I live 100 miles away from my mum. Dad passed away 10 years ago and mum's health has gradually deteriorated. I've made a lot of sacrifices for her; temporarily moved in after hospitalisation and serious illness. It took a toll on my marriage and had to withdraw slightly. What's so difficult is they become unreasonable, inconsiderate and selfish with this disease. I'm an only child like you and I would desperately like to have a sibling to talk to. I love my mother even though she hasn't always made it easy for me to do so. If she makes it to December she will be 94. Yes, she's had a good innings. I constantly struggle with resentment because I feel my efforts ( I regularly drive from Dorset to London on Wednesday and return on Saturday to be with her ) are unrequited.
How much of it is down to character and how much down to her dementia I guess I'll never know. I feel the more I do, the more she takes advantage. I want to continue to love and respect her, after all, that's what we're supposed to do.
I think she needs 24 hour support. Waiting for a capability assessment. Been told that moving people from their home is a last resort. Have told mum she can live with us but she doesn't want that either. She's so stubborn. Maybe I would be too. Bottom line is she's not eating, not taking her meds and turning heating off and forgets what you told her an hour ago.
If this doesn't make any sense it's because its been dispatched in haste.

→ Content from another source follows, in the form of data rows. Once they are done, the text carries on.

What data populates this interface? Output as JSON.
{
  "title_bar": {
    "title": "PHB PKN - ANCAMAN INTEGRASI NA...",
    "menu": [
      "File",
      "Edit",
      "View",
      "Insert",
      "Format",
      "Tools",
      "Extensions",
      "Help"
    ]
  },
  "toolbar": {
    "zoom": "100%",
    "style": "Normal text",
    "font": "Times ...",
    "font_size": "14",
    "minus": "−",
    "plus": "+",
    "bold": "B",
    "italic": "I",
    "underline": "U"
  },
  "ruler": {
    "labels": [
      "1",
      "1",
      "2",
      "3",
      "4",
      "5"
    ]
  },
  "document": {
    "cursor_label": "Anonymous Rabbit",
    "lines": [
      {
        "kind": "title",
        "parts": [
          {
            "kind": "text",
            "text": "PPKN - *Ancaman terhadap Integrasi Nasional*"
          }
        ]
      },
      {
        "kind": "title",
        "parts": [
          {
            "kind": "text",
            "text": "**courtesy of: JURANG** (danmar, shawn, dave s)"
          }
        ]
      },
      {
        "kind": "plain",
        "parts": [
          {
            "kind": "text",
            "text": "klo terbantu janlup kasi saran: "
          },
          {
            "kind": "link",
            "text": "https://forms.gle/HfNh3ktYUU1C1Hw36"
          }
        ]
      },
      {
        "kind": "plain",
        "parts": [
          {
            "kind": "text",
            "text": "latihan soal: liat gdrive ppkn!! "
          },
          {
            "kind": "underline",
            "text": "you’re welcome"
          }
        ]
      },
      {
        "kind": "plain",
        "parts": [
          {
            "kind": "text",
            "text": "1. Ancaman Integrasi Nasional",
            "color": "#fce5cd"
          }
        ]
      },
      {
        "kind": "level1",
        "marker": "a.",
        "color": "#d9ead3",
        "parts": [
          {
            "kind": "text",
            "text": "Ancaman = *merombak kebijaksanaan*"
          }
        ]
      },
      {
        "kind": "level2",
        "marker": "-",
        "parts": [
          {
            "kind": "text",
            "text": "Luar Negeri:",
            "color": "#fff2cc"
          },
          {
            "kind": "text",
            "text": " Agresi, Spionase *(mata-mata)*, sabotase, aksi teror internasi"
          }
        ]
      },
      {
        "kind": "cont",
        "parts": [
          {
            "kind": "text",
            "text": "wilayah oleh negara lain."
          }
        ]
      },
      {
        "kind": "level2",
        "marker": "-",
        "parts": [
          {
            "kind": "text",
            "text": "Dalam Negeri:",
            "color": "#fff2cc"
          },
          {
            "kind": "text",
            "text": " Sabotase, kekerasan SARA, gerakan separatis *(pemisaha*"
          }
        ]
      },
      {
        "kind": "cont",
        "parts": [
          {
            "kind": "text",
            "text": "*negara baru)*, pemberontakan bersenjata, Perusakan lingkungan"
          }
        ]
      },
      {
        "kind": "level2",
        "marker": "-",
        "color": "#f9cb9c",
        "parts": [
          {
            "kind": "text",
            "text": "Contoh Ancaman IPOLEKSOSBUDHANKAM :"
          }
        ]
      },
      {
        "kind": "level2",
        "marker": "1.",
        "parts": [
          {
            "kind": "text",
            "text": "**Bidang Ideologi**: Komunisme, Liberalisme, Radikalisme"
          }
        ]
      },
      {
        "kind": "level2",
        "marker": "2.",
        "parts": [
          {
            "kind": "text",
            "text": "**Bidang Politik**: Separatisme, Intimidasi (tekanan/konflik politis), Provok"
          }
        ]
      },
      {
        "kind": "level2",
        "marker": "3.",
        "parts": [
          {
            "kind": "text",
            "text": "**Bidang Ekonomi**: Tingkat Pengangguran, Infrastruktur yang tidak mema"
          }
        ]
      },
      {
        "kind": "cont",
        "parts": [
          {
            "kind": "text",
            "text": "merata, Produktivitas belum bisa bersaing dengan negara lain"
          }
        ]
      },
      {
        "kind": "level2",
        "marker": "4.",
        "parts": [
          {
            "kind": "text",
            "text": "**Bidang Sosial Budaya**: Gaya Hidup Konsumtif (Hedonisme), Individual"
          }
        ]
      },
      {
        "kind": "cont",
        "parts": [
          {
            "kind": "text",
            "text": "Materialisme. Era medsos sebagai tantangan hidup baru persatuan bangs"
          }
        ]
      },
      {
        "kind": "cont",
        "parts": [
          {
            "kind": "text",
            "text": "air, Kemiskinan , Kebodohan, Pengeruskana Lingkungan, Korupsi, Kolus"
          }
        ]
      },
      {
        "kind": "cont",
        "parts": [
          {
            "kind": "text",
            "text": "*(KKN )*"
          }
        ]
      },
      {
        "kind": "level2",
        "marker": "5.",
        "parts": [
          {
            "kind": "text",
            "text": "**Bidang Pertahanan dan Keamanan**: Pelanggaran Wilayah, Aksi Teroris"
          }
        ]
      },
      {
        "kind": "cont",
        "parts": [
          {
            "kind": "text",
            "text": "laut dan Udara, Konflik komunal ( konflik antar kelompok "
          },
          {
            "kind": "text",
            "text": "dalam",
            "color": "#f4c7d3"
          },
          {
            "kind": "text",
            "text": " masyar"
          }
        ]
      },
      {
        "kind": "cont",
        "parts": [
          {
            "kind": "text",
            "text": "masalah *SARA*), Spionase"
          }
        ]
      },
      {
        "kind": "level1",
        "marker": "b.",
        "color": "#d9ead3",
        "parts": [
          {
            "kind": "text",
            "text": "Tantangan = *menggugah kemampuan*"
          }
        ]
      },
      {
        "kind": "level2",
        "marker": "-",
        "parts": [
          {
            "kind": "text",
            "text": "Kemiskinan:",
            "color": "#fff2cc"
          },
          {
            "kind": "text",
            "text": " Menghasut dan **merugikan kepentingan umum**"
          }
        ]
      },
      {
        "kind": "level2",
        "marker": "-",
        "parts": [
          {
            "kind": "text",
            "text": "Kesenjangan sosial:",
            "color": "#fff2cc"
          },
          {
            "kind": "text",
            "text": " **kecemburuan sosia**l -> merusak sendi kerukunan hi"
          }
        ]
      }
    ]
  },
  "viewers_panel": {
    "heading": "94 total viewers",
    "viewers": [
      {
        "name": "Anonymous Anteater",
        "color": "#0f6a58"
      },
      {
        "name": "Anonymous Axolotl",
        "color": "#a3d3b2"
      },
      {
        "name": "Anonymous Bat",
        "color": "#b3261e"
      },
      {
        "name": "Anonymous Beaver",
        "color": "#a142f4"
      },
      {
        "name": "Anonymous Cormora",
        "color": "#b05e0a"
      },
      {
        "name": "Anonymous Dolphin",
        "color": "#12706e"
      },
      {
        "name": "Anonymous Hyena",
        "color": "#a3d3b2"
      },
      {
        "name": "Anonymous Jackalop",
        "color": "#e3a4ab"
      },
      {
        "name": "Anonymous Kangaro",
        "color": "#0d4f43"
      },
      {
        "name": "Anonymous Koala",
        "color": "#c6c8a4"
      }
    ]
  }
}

I'm going to seek out other carers and attend meetings to share experiences and frustrations. I wish you well. Johnny boy.


Registered User
Aug 4, 2017
I’ve just come across this thread and wondered if anyone has any advice. My mum (76) was diagnosed with Alzheimer’s in February. I am an only child (aged 38) and live 180 miles away. My Dad died last June and since then I have become responsible for Mum, even having to arrange Dads funeral. I am feeling very overwhelmed, I have a supportive husband and 2 kids aged 3 and 6 so my life is full on even without Mum. I ring her twice a week and visit every 4-6 weeks but that is taking it’s toll on me and my family. I don’t know what the answer is, Mum isn’t bad enough to need to go into a home but she is only just functioning in her own home. I have arranged a cleaner and gardener but she is ok at washing herself, preparing meals, washing clothes etc. But she doesn’t do any housework or look after the house. Her memory is getting very bad though and I worry for her safety but I can’t be there to keep an eye on her.